Ian Felton

New York, ianfeltonstudio.com
Ian Felton is one of that rare breed who seem to emerge from design school fully formed and ready to take on the world, so assured and sophisticated was his debut, which launched at Michael Bargo’s gallery this fall (an imprimatur of cool if we’ve ever seen one). In reality, Felton spent more than a year just thinking about and researching his Kosa collection before starting work on it, imbuing each beautiful piece with a clear sense of narrative and history. 

What is American design to you, and what excites you about it?

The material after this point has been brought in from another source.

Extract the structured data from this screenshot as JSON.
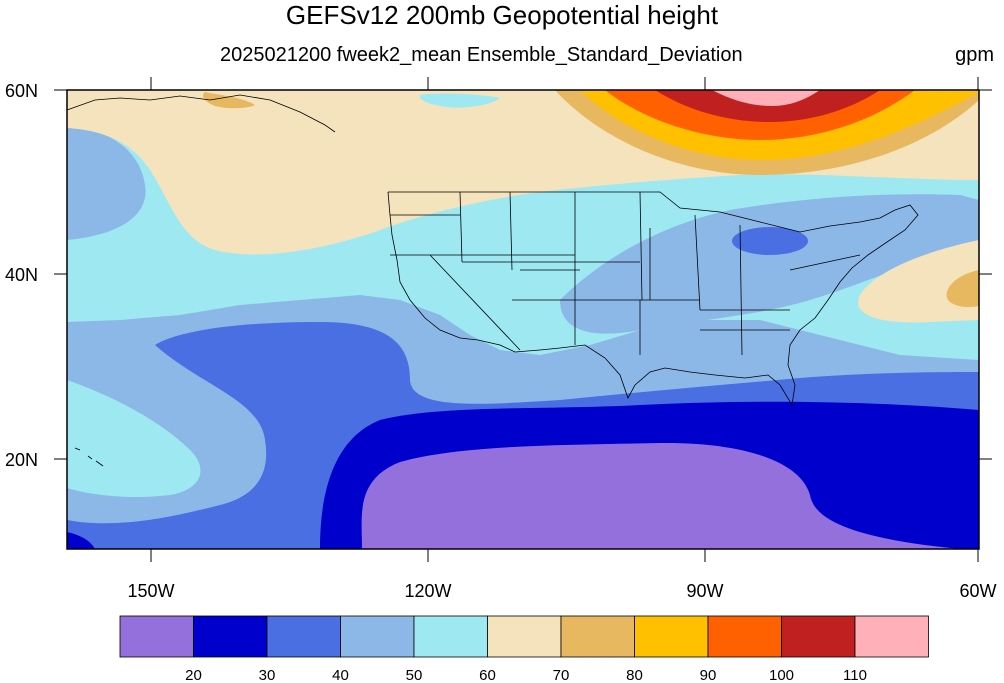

I think what’s so exciting about American design is that we’re still such a young/diverse culture comparatively speaking. I hate to be cliché, but there’s such a melting pot of cultures and backgrounds, in New York especially. Albeit, we’re a capitalist economy so creation is driven by need, trend, and demand, but there’s such a vast and supportive market for artists and creatives so the burdens for abiding by the rules or cultural/historic normalcies sort of fall away — and people see the truth behind that.

What are your plans and highlights for the upcoming year?

I’ll be presenting all new works at an offsite show during Milan Design week with a small new gallery. Hopefully, I’ll be debuting these works with a new materiality I’ve been developing for the past year or so. Other than that, I have a few small interior design projects actually — one residential apartment in Madrid with my partner in crime Valerie Name (an interior designer) and maybe a few other interiors, and obviously developing more new work!

What inspires or informs your work in general?

This first collection took a lot of reference from Pre-Columbian artifacts, but I think more broadly I’m fascinated with anthropology. I’m quite new ‘to the scene’ I guess you could say but I think I’ll continue to find inspiration in antiquity. As a species, we’ve been so fixated on mass consumption and rapid progression beyond consequence, I think there’s definitely something to be said about looking into the annals of human creation back when we were more connected to environment and storytelling.